Alman basınında adının kısaltılmış şekliyle AKK olarak tanımlanan siyasetçiye ilk isyan bayrağını, CDU’nun gençlik örgütü Junge Union açtı. Örgüt, "Başbakan olacak niteliğe sahip değil" diyerek Kramp- Karrenmauer’in başbakan adayı olmasına karşı çıkarken, AKK’nın yerine bir dönemler CDU/CSU Federal Meclis Grup Başkanı olarak görev yapan Friedrich Merz’in başbakan adayı gösterilmesini tartışmaya açtı. Çok kültürlülüğü reddeden ve Alman kültürünün ülkedeki ‘hakim kültür’ olması gerektiğini belirten açıklamalarıyla tanınan Merz, son Thüringen seçiminden sonra CDU’nun krizde olduğunu söyleyerek, sadece Kramp-Karrenbauer’i değil, dolaylı olarak Merkel’i de hedef aldı. Merkel’in, ülkenin üzerine bir bulut gibi çöktüğünü söyleyen Merz, "Ben hükümetin iki yıl daha dayanacağını düşünemiyorum" dedi ve kurultayın buna karar vermesi gerektiğini söyledi. Merz, geçen yıl Merkel'den boşalan parti başkanlığı koltuğuna da aday olmuş, seçimde ikinci gelmişti. Kramp-Karrenbauer’e yönelik olası “darbe” sonrasında, geçen yıl Mart ayında Bavyera Eyalet Başbakanı olan ve bu yıl ocak ayında CSU Genel Başkanlığını da üstlenen Markus Söder’in başbakan adayı olarak gösterilmesi de gündeme getirildi.
Berlin’de yapılan yorumlarda, Leipzig’de gerçekleşecek kurultayda Kramp-Karrenbauer’in devrilmesi durumunda, üçlü koalisyon hükümetinin sonunun geleceği belirtiliyor.
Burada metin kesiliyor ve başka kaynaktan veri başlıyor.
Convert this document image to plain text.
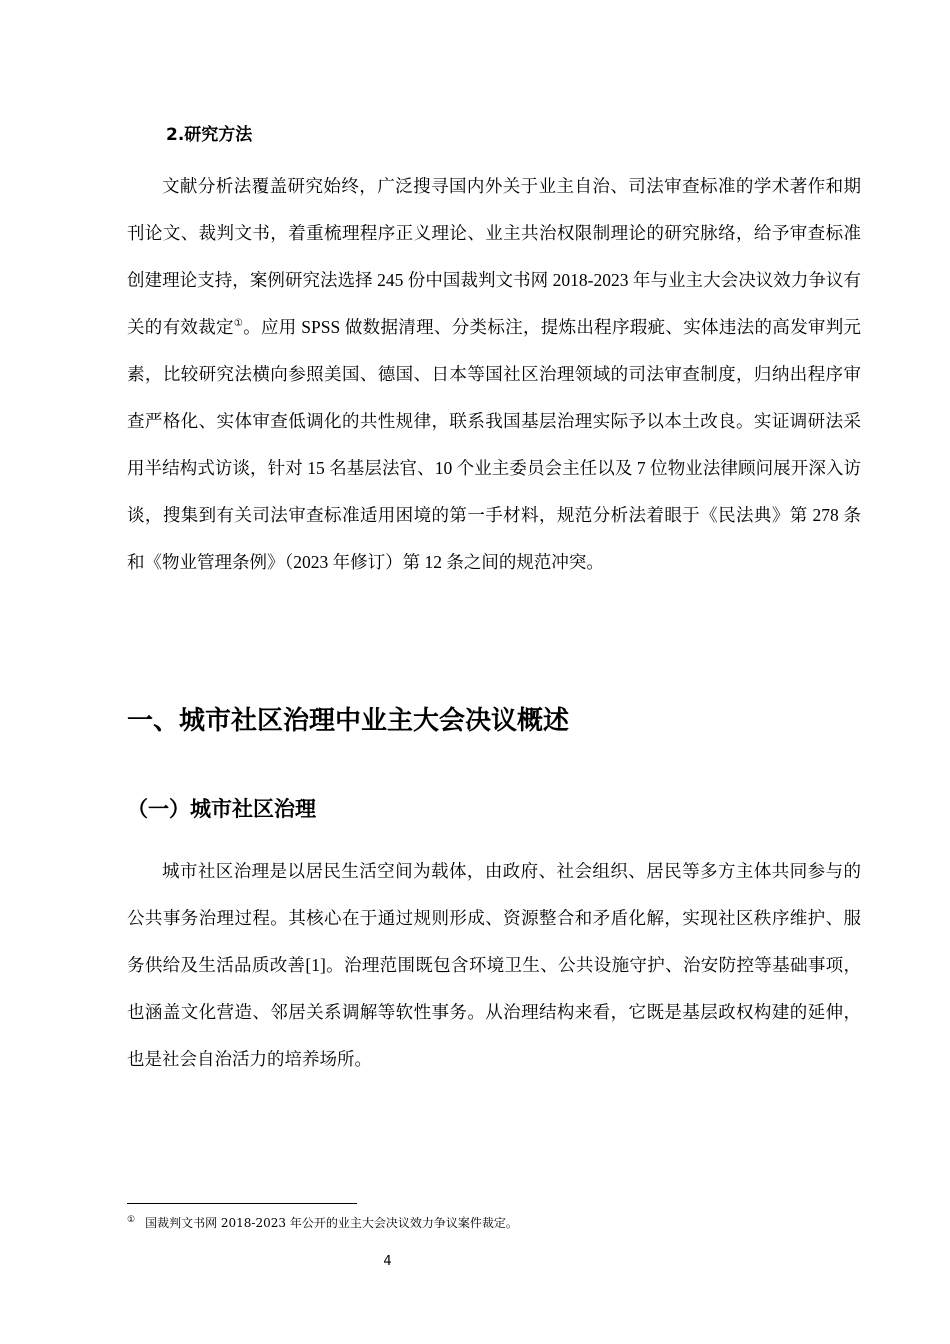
2.研究方法

文献分析法覆盖研究始终，广泛搜寻国内外关于业主自治、司法审查标准的学术著作和期刊论文、裁判文书，着重梳理程序正义理论、业主共治权限制理论的研究脉络，给予审查标准创建理论支持，案例研究法选择 245 份中国裁判文书网 2018-2023 年与业主大会决议效力争议有关的有效裁定①。应用 SPSS 做数据清理、分类标注，提炼出程序瑕疵、实体违法的高发审判元素，比较研究法横向参照美国、德国、日本等国社区治理领域的司法审查制度，归纳出程序审查严格化、实体审查低调化的共性规律，联系我国基层治理实际予以本土改良。实证调研法采用半结构式访谈，针对 15 名基层法官、10 个业主委员会主任以及 7 位物业法律顾问展开深入访谈，搜集到有关司法审查标准适用困境的第一手材料，规范分析法着眼于《民法典》第 278 条和《物业管理条例》（2023 年修订）第 12 条之间的规范冲突。

一、城市社区治理中业主大会决议概述
（一）城市社区治理

城市社区治理是以居民生活空间为载体，由政府、社会组织、居民等多方主体共同参与的公共事务治理过程。其核心在于通过规则形成、资源整合和矛盾化解，实现社区秩序维护、服务供给及生活品质改善[1]。治理范围既包含环境卫生、公共设施守护、治安防控等基础事项，也涵盖文化营造、邻居关系调解等软性事务。从治理结构来看，它既是基层政权构建的延伸，也是社会自治活力的培养场所。

① 国裁判文书网 2018-2023 年公开的业主大会决议效力争议案件裁定。

4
CDU, CSU ve SPD’den oluşan koalisyon son olarak Kramp-Karrenbauer’in Türkiye’yle ilgili açıklamaları nedeniyle yeni bir krize girmişti. Kramp-Karrenbauer’in, Suriye’nin Türkiye sınırı boyunca uluslararası güçlerin kontrol ettiği bir “güvenli bölge” oluşturulması önerisini, koalisyon ortaklarıyla konuşmadan kamuoyuyla paylaşmasına SPD’li Dışişleri Bakanı Heiko Maas, sert tepki göstermişti.
Kramp-Karrenbauer’in geçen Cumartesi Ankara'da Dışişleri Bakanı Mevlüt Çavuşoğlu ile yaptığı görüşme sonrası düzenlenen ortak basın toplantısında, önerileri "yeteri kadar önemli olmadığı için konuşmadık. Kuzey Suriye’deki insanları ilgilendiren konuları konuştuk" demesi de CDU’lu siyasetçilerin sert tepkisini çekmiş ve bu sözleri ''Almanya'nın dış siyaseti açısından utanç verici'' olarak nitelendirilmişti.
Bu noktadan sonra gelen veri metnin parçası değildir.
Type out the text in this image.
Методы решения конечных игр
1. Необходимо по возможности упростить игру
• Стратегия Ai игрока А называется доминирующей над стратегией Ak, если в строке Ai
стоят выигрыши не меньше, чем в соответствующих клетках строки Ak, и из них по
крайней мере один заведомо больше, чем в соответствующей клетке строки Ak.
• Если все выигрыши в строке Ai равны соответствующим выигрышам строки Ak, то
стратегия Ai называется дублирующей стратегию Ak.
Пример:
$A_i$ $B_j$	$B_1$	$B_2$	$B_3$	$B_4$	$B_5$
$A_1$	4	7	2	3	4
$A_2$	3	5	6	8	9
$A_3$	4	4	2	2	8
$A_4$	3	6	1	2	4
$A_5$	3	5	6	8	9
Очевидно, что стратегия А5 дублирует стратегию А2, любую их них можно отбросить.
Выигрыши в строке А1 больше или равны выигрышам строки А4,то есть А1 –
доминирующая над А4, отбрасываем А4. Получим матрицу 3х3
Uzmanlar, hükümetin kurulduğu 2018’den bu yana sürekli krizlerle karşılaşan Birlik Partileri ve SPD’yi koalisyonda tutan tek nedenin, olası bir erken genel seçimde kendi oy kayıplarına paralel ırkçı Almanya için Alternatif (AfD) partisinin oy oranının artmasına yönelik korkuları olduğunu belirtiyorlar. AfD son iki yılda Almanya’da yapılan tüm eyalet seçimlerinde oylarını katlayarak arttırırken, CDU ve SPD ise kısmen tarihi oranda oy kaybı yaşadı.